From the time he was a small child, Damon recalled, he knew he’d be an actor. The day a small fire broke out in his home, he ran to put on his fireman costume, grabbing a hose that “wasn’t attached to anything.” As a pre-teen he began acting in the local theater, but it was under the tutelage of Rindge and Latin theater teacher Gerry Speca that Damon honed his craft. In a high-school production of the play The Visit, Damon was cast alongside his childhood friend, Good Will Hunting co-writer Ben Affleck. Damon joked that because of his vast seniority—he was two years older—he got the role of Affleck’s father.

“Ben and Casey Affleck and I, as well as a number of other people from that program, just came out with a real love of theater and acting,” Damon said. “We had a world-class teacher and we were just lucky that we stumbled into this man at this point in his career.”

Although Damon, a former Lowell House resident, admitted that at first his dream was to attend Columbia, once he was accepted by Harvard and walked around the campus as a potential student, he knew it was the better choice. As an undergraduate, he said, he took every class he could with the late, longtime American Repertory Theater (ART) resident director David Wheeler ’47, and was an understudy for several productions at the ART.

As a final assignment for Anthony Kubiak’s playwriting class, Damon was asked to write a one-act play. Instead he turned in the first act of a movie about a troubled janitor who was actually a genius, inspired in part by his own experiences growing up in a middle-class neighborhood near Cambridge’s Central Square. “You get that townie thing and it bonds you together,” he said. “Ben’s dad was a janitor in the Yard and his girlfriend was a janitor in my dorm, so I was sensitive to kids making a mess.
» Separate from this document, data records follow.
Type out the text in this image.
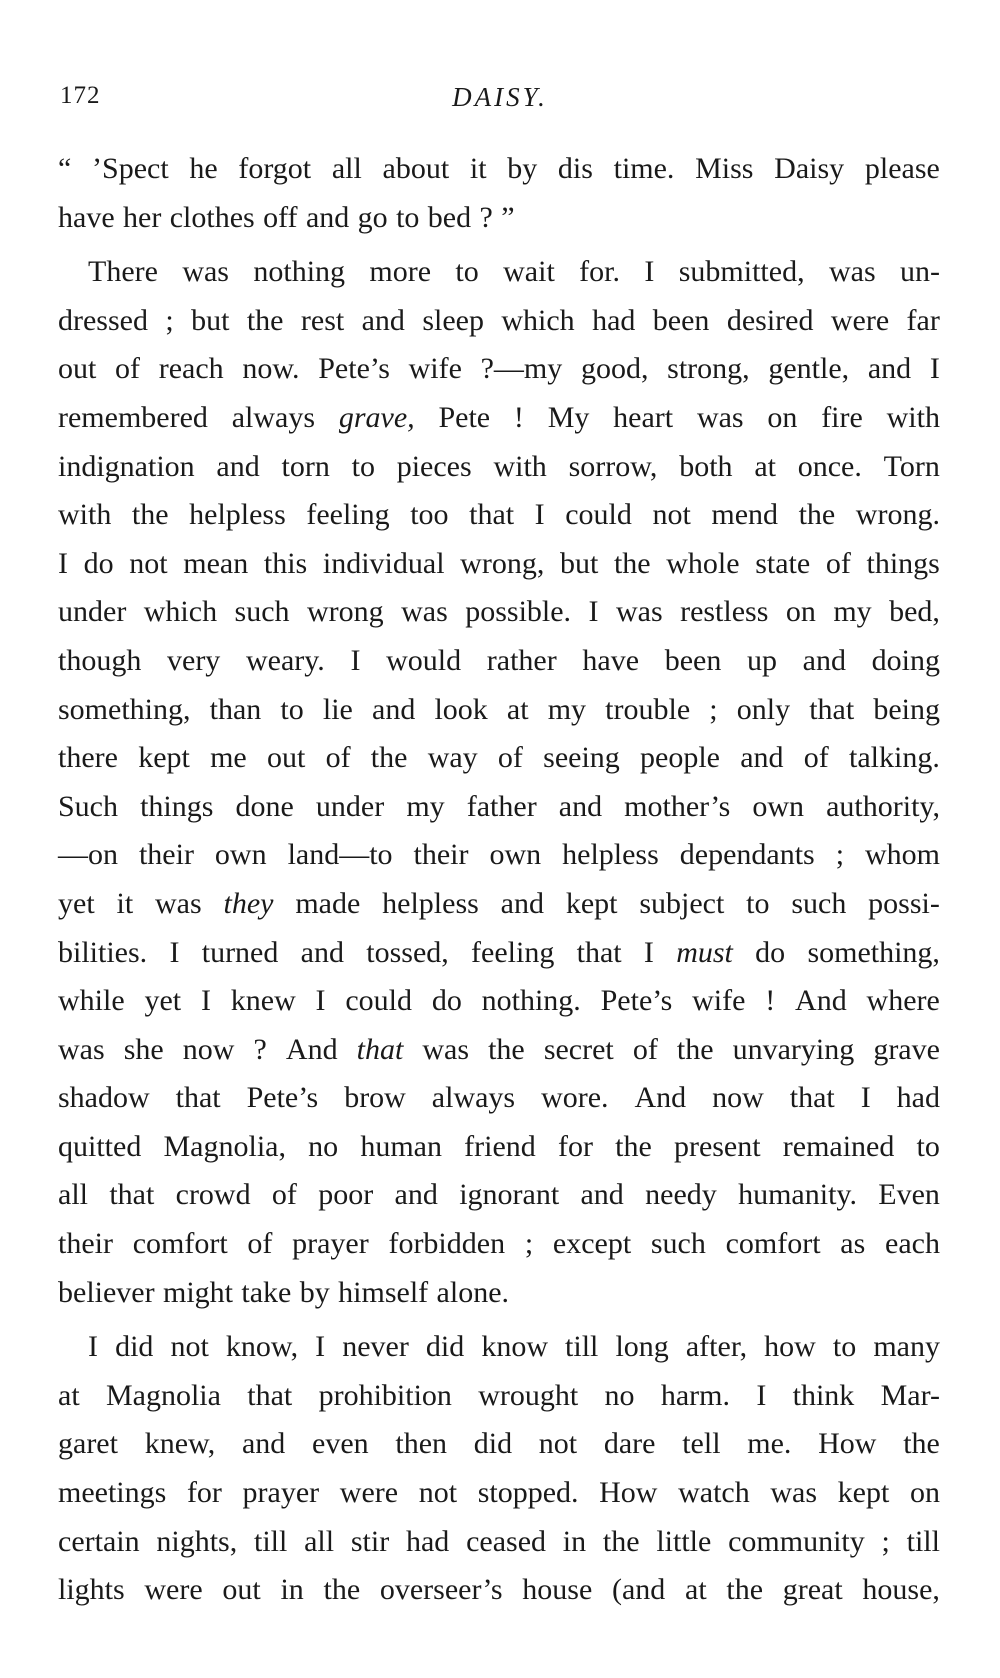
172	DAISY.
“ ’Spect he forgot all about it by dis time. Miss Daisy please
have her clothes off and go to bed ? ”
There was nothing more to wait for. I submitted, was un-
dressed ; but the rest and sleep which had been desired were far
out of reach now. Pete’s wife ?—my good, strong, gentle, and I
remembered always grave, Pete ! My heart was on fire with
indignation and torn to pieces with sorrow, both at once. Torn
with the helpless feeling too that I could not mend the wrong.
I do not mean this individual wrong, but the whole state of things
under which such wrong was possible. I was restless on my bed,
though very weary. I would rather have been up and doing
something, than to lie and look at my trouble ; only that being
there kept me out of the way of seeing people and of talking.
Such things done under my father and mother’s own authority,
—on their own land—to their own helpless dependants ; whom
yet it was they made helpless and kept subject to such possi-
bilities. I turned and tossed, feeling that I must do something,
while yet I knew I could do nothing. Pete’s wife ! And where
was she now ? And that was the secret of the unvarying grave
shadow that Pete’s brow always wore. And now that I had
quitted Magnolia, no human friend for the present remained to
all that crowd of poor and ignorant and needy humanity. Even
their comfort of prayer forbidden ; except such comfort as each
believer might take by himself alone.
I did not know, I never did know till long after, how to many
at Magnolia that prohibition wrought no harm. I think Mar-
garet knew, and even then did not dare tell me. How the
meetings for prayer were not stopped. How watch was kept on
certain nights, till all stir had ceased in the little community ; till
lights were out in the overseer’s house (and at the great house,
All of that was in the soup of Good Will Hunting.”

Damon then spoke about his acting career post-Good Will Hunting: from his role as a bespectacled serial killer in The Talented Mr. Ripley to that of sleek CIA assassin Jason Bourne and whistleblower Mark Whitacre in The Informant, a role for which he gained 40 pounds. Damon said he feels lucky he hasn’t been typecast. When choosing parts in films, he said, his decision is “85 percent” based on the director.

The audience also watched a trailer for the upcoming HBO Liberace biopic Behind the Candelabra, in which Damon plays Scott Thorson, Liberace’s lover. Later this summer, he will star in Elysium, a cerebral, sci-fi action film set in a future where the super-rich live in luxury aboard an orbital space station as everyone else fights for survival on a depleted planet.

Damon also discussed his philanthropic causes, including water.org, the nonprofit he co-founded to provide clean water in hundreds of communities in Africa, South Asia, and Central America.

After formally receiving the Arts Medal from President Drew Faust, Damon took the podium at Sanders Theater and said that, in the wake of the Boston Marathon bombings, it was very good to be home. “I’m really proud to have come from here,” he declared. “Of all the accolades or movies, when anybody says my name, they say the name of this University, too, and that means a lot to me. I’ve always tried to live my life in a way that deserved the description of being a Harvard person.”